Malaysia's economic growth relies on trade, Mahathir said, and so the country needs markets and "cannot afford to make enemies".
He also highlighted how Malaysia could be hit with trade sanctions amid rising protectionism highlighted by the US-China trade war, adding that he was disappointed with the proponents of free trade who were now indulging in restrictive trade practices on a "grand scale".
"Unfortunately, we are caught in the middle," he said.
"Economically we are linked to both markets, and physically we are also caught in between for geographical reasons. There are even suggestions that we ourselves would be a target for sanctions."
The United States and China were two of the three biggest export destinations for Malaysia between January and August this year. Singapore was the top destination.
To cushion the impact of the collision between the superpowers, Mahathir said Malaysia was collaborating more with its regional neighbours.

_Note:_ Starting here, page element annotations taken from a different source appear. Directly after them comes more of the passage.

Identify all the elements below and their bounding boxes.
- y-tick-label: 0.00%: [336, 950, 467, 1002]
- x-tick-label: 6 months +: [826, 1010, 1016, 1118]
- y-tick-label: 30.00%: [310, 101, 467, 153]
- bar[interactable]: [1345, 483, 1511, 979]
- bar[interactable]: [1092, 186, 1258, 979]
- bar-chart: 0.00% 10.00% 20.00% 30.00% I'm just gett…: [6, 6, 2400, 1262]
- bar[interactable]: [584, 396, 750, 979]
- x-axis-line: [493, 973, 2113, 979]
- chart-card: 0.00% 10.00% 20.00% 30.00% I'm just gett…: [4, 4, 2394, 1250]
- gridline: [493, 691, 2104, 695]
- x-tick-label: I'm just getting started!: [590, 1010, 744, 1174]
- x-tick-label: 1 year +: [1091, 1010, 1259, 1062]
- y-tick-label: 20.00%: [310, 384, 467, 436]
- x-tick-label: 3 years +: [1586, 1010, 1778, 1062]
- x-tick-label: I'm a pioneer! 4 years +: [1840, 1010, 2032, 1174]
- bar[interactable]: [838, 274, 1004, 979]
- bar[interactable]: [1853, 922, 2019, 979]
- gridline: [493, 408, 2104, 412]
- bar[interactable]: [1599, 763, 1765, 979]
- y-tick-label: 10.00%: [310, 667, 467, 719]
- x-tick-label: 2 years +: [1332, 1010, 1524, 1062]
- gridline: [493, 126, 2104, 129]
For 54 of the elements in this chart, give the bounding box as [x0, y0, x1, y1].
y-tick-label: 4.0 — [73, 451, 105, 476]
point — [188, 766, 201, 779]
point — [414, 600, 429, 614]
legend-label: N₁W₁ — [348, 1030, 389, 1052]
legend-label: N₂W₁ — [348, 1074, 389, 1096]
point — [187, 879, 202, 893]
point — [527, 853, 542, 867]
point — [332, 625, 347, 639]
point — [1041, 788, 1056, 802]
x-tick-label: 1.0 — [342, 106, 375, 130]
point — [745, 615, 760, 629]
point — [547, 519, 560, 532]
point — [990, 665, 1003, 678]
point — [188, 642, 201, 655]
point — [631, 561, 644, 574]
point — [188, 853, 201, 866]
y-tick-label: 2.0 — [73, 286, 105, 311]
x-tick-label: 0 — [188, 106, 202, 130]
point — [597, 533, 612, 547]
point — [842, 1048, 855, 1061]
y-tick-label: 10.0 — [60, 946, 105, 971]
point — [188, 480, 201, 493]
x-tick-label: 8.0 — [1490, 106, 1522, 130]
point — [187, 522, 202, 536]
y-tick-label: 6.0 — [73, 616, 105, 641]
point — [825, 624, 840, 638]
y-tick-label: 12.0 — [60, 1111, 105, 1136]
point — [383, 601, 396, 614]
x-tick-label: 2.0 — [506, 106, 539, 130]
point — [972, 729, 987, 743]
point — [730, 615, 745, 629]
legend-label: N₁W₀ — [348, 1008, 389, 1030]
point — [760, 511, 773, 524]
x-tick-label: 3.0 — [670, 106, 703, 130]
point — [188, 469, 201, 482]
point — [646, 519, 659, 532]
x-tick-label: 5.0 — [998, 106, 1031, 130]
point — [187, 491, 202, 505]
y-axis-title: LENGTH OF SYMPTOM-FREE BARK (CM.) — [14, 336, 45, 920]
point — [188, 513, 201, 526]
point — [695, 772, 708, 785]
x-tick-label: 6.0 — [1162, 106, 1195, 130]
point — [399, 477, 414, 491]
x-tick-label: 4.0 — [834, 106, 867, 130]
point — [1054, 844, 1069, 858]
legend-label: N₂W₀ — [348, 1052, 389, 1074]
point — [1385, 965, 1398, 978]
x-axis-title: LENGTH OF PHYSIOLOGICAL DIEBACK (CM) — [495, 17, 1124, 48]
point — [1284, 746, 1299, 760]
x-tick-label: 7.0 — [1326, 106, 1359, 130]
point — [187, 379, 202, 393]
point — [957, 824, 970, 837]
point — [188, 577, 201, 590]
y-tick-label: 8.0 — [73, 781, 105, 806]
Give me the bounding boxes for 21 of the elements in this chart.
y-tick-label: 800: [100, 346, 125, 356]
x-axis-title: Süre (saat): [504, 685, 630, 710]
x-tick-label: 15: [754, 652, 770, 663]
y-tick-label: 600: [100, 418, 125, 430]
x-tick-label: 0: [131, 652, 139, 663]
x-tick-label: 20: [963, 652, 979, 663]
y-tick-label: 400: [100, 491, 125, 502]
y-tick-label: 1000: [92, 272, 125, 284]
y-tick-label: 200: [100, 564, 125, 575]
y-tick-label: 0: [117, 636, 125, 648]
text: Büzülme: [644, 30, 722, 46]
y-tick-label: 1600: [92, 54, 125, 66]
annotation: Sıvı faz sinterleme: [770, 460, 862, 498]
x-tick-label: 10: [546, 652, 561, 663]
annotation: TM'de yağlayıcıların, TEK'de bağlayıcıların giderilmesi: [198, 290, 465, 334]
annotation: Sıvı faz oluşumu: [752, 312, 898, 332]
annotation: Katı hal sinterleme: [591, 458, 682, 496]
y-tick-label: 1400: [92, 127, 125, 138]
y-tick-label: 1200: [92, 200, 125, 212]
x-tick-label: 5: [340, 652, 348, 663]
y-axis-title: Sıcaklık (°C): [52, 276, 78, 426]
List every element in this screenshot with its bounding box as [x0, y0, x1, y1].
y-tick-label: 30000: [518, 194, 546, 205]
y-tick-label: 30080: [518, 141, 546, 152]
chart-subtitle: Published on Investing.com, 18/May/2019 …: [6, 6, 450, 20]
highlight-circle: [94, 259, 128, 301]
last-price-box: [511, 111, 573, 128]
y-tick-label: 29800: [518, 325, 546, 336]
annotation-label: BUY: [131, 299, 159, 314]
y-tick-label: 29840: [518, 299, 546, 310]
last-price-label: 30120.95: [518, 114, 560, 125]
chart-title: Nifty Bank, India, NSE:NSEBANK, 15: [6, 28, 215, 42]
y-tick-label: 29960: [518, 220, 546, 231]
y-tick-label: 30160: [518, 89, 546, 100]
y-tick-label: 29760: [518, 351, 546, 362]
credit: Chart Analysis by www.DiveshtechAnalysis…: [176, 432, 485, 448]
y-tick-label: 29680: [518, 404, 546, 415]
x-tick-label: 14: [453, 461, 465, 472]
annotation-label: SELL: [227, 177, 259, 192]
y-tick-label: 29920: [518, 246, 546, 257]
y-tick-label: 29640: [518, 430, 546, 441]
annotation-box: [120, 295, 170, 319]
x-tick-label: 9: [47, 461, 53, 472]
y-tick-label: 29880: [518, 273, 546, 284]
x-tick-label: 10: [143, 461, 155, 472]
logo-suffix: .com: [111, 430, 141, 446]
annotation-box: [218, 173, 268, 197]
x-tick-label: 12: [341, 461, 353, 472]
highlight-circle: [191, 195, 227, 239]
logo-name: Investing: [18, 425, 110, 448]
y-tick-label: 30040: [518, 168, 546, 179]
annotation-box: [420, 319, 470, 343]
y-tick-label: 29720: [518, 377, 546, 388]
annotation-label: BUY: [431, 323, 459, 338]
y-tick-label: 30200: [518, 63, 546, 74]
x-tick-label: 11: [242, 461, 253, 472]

He also complained of being bullied by powerful nations, referring to a campaign by European countries against Malaysia's agricultural mainstay of palm oil. The edible oil contributed 2.8 per cent of Malaysia's gross domestic product last year and 4.5 per cent to total exports.
"Having cleared most of their forests and refusing to reduce their noxious emissions, they now try to impoverish the poor by preventing them from clearing their forest for living space and earning a living," he said.
The European Union passed an act earlier this year to phase out palm oil from renewable fuel by 2030 over deforestation concerns.
There are also concerns that India, one of the biggest buyers of Malaysian palm oil, would restrict imports of the product because of a diplomatic row over comments made by Mahathir on New Delhi's recent actions in the disputed South Asian region of Kashmir.
Last week, Foreign Minister Saifuddin Abdullah spelt out in parliament how China's coastguard vessels had a 24-hour presence around the South Luconia Shoals off the Malaysian state of Sarawak in Borneo.
Despite not wanting conflict, Malaysia's military equipment has to be upgraded "so we are able to better manage our waters should there be a conflict between major powers in the South China Sea," Saifuddin said.
His remarks came just a month after the Pakatan Harapan government, which stormed to power last year in a landmark electoral victory, unveiled a new guiding framework for foreign policy that proposed demilitarising the disputed waterway and turning it into a region of peace, friendship and trade.
China objects to most of Malaysia's maritime claims in the South China Sea because they fall within its controversial "nine-dash line", a geographical marker that stretches as far as 2,000km from the Chinese mainland, reaching waters close to Malaysia, Vietnam and the Philippines.